BGSU gets hit with car break-ins

By Candice Jones and Freddy Hunt

A hockey stick, sunglasses, hunting gloves, iPods and a whole slew of stereos – gone.

On Jan. 24, the University grounds crew were making their rounds through Lot 6 when they found several damaged student cars that had obviously been looted. Campus police were called to the lot near the east end of campus where they found at least 20 damaged student vehicles.

As of yesterday, the campus police had one suspect who they believe is connected to the break-ins and are still searching for more. They have contacted the suspect, a man from Toledo, and are trying to recover some of the stolen property.

Police also reported two vandalisms in Lot 8 on the same day. Both of those cars were missing stereos and had been damaged by the perpetrator.

Freshman Justin Albright is one of the students who lost property in Lot 6 when his car was vandalized. His Chevy Malibu was missing a door lock, radio, two sub-woofers and an amplifier. Since the vandalism, he’s moved his car off campus.

“It makes you wonder how safe you are on campus,” he said.

Like many students, since Albright lives on campus, his parking pass only allows him to park in certain lots. But now he wonders if it’s safe.

“I wouldn’t be surprised if another incident happened,” he said.

Incidents like this, said Campus Police Chief John Wiegand, are unavoidable.

“BG is a relatively safe campus, but crime does occur,” he said.

He noted that traffic from Interstate 75 can spot the large parking lot as a target but he said the police patrol the area as best they can.

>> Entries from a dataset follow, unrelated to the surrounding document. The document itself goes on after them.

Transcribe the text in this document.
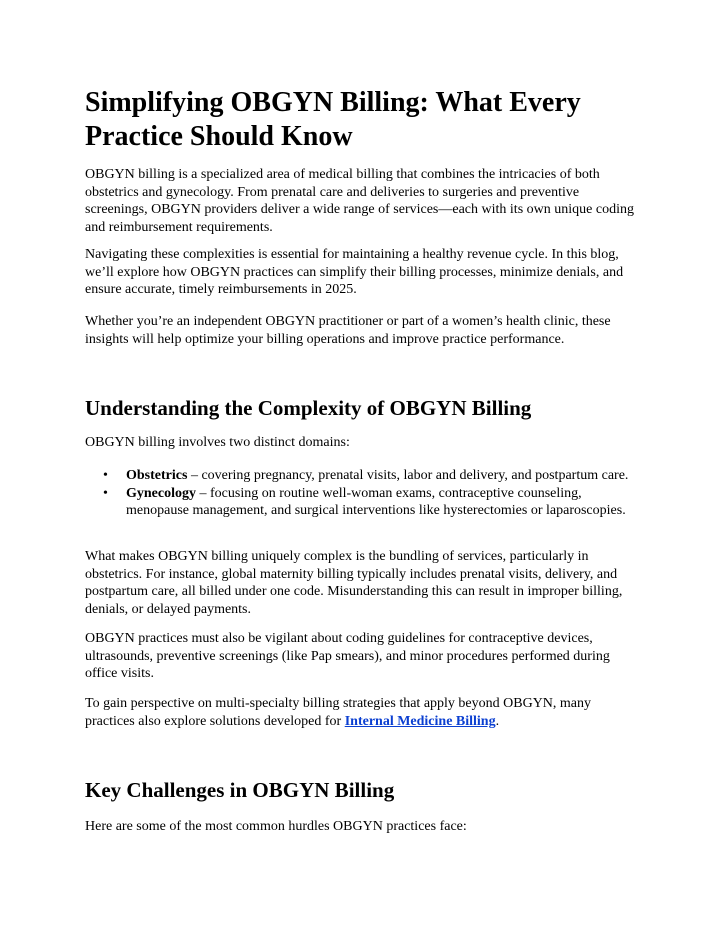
Simplifying OBGYN Billing: What Every Practice Should Know

OBGYN billing is a specialized area of medical billing that combines the intricacies of both obstetrics and gynecology. From prenatal care and deliveries to surgeries and preventive screenings, OBGYN providers deliver a wide range of services—each with its own unique coding and reimbursement requirements.

Navigating these complexities is essential for maintaining a healthy revenue cycle. In this blog, we’ll explore how OBGYN practices can simplify their billing processes, minimize denials, and ensure accurate, timely reimbursements in 2025.

Whether you’re an independent OBGYN practitioner or part of a women’s health clinic, these insights will help optimize your billing operations and improve practice performance.

Understanding the Complexity of OBGYN Billing

OBGYN billing involves two distinct domains:

• Obstetrics – covering pregnancy, prenatal visits, labor and delivery, and postpartum care.
• Gynecology – focusing on routine well-woman exams, contraceptive counseling, menopause management, and surgical interventions like hysterectomies or laparoscopies.

What makes OBGYN billing uniquely complex is the bundling of services, particularly in obstetrics. For instance, global maternity billing typically includes prenatal visits, delivery, and postpartum care, all billed under one code. Misunderstanding this can result in improper billing, denials, or delayed payments.

OBGYN practices must also be vigilant about coding guidelines for contraceptive devices, ultrasounds, preventive screenings (like Pap smears), and minor procedures performed during office visits.

To gain perspective on multi-specialty billing strategies that apply beyond OBGYN, many practices also explore solutions developed for Internal Medicine Billing.

Key Challenges in OBGYN Billing

Here are some of the most common hurdles OBGYN practices face:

“The only way to prevent that is to put a cop in the lot 24 hours a day, and there is no police department that can do that,” Wiegand said.

Members of Undergraduate Student Government met with Wiegand yesterday to discuss the vandalism. One topic of discussion was increasing manpower on surveillance. The University has cameras in Lot 6 which are meant to curb crime. But the cameras are more effective if someone is manning the monitor.

USG At-Large Senator Johnnie Lewis said one solution is to have more student monitors to fill in. He wanted to encourage students not to be discouraged from taking the job because the late shift hours are intimidating.

Nick Gamero, USG Minority Affairs Senator, agreed.

“It’s a late shift but it definitely prevents the chances of this happening again,” he said.

Gamero added that he thinks the campus police are still doing a good job patrolling on campus.